For years, meeting new people for networking has included an awkward ritual. You arrive and scan the tables, looking for singletons. If you see a likely candidate, you have to go and ask if they are the person you are supposed to meet. If you don’t see anyone, you get a table and watch the entrance for someone who arrives alone and seems to be looking for someone they don’t know. Then you jump up and ask “hi, are you so-and-so?” If they are, it’s fine and you have coffee or lunch or drinks or whatever. If not, it’s awkward. And sometimes you send an email from your phone asking if you got the day wrong only to find out so-and-so has been sitting on the patio for twenty minutes while you were waiting inside.
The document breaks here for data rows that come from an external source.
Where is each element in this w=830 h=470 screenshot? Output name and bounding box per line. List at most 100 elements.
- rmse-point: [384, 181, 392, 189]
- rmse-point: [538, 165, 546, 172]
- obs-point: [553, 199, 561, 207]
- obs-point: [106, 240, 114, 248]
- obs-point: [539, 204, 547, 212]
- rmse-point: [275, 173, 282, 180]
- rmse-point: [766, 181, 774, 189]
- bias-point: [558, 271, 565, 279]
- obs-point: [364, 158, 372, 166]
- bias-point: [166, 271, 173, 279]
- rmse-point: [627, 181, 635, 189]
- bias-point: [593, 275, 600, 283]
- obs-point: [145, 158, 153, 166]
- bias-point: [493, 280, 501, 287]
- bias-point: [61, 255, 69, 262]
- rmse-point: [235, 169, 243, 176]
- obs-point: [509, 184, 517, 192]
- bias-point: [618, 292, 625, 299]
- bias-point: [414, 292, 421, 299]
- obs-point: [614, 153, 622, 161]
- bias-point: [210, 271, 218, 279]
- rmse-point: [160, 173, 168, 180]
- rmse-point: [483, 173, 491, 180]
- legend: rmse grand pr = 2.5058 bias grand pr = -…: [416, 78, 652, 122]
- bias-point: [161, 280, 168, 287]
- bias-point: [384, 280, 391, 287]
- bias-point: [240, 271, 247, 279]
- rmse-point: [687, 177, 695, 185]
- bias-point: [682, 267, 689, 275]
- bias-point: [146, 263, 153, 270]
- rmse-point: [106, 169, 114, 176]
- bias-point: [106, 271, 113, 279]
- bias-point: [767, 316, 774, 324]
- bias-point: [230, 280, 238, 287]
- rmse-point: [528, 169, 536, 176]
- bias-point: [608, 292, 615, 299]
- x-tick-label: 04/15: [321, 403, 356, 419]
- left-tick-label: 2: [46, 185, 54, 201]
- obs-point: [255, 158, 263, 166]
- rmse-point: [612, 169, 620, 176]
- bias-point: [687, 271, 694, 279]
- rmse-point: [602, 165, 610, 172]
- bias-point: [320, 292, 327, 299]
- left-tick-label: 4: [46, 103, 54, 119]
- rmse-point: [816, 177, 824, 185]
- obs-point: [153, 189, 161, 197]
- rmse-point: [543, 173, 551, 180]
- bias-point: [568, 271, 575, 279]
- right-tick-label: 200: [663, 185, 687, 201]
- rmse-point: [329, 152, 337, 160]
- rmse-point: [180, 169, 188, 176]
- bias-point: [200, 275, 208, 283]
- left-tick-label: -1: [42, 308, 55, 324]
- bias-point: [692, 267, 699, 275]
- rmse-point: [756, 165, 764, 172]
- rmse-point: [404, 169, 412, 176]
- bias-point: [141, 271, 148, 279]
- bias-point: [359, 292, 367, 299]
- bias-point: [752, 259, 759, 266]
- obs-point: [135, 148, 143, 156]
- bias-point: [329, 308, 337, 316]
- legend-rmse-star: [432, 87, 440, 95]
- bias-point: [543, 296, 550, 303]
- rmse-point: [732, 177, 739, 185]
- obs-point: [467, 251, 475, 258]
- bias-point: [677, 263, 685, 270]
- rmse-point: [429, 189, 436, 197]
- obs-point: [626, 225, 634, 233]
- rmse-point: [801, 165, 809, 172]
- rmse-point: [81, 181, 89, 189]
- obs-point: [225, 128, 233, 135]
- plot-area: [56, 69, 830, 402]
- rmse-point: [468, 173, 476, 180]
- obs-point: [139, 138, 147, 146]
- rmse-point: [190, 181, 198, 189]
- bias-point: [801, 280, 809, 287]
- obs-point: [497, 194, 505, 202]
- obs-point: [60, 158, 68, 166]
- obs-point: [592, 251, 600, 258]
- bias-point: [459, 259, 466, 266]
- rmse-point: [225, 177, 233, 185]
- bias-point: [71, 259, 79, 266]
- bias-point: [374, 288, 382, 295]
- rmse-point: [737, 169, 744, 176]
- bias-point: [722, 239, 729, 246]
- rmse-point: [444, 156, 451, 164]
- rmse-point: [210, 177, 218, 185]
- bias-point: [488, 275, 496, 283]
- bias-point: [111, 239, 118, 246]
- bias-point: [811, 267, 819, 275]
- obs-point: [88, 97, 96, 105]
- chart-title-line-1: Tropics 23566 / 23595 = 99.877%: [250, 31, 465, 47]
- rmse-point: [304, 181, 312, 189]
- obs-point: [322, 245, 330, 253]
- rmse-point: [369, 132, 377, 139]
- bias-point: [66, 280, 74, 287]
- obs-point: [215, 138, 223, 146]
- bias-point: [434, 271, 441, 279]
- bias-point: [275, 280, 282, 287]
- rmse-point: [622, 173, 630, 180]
The Internet helps — sometimes. If you can find a good picture of the person on their website or on LinkedIn or Facebook, you might have a better idea of who you are looking for. Although many profile photos on websites and LinkedIn appear to have been taken in the 80s and scanned badly. And many profile photos on Facebook are babies or dogs. Or, like me, you may have shaved off all your hair since your last profile photo.
So make it easy. Send a selfie about an hour before the meeting that shows what you look like. Like this:
Subject: Lunch today
Here is what I look like today, so you don’t have to awkwardly ask people if they come from the Internet.
Looking forward to talking about the Lawyerist Podcast!
Make sure to get the top of your outfit in the frame, since that is probably easier to recognize at a distance than your face. Don’t obsess about the photo, either. The goal is just to help your networking contact locate you in a coffee shop, restaurant, or bar. You don’t need to make it a masterpiece. If it makes you feel better, you could ask them to keep the photo to themselves for that reason.
Sending a selfie in advance of your meeting also has the side benefit of serving as a reminder of your meeting without being patronizing. (Maybe it’s just me, but when someone sends a reminder it feels a bit patronizing, like they think I can’t be trusted to show up unless they remind me.)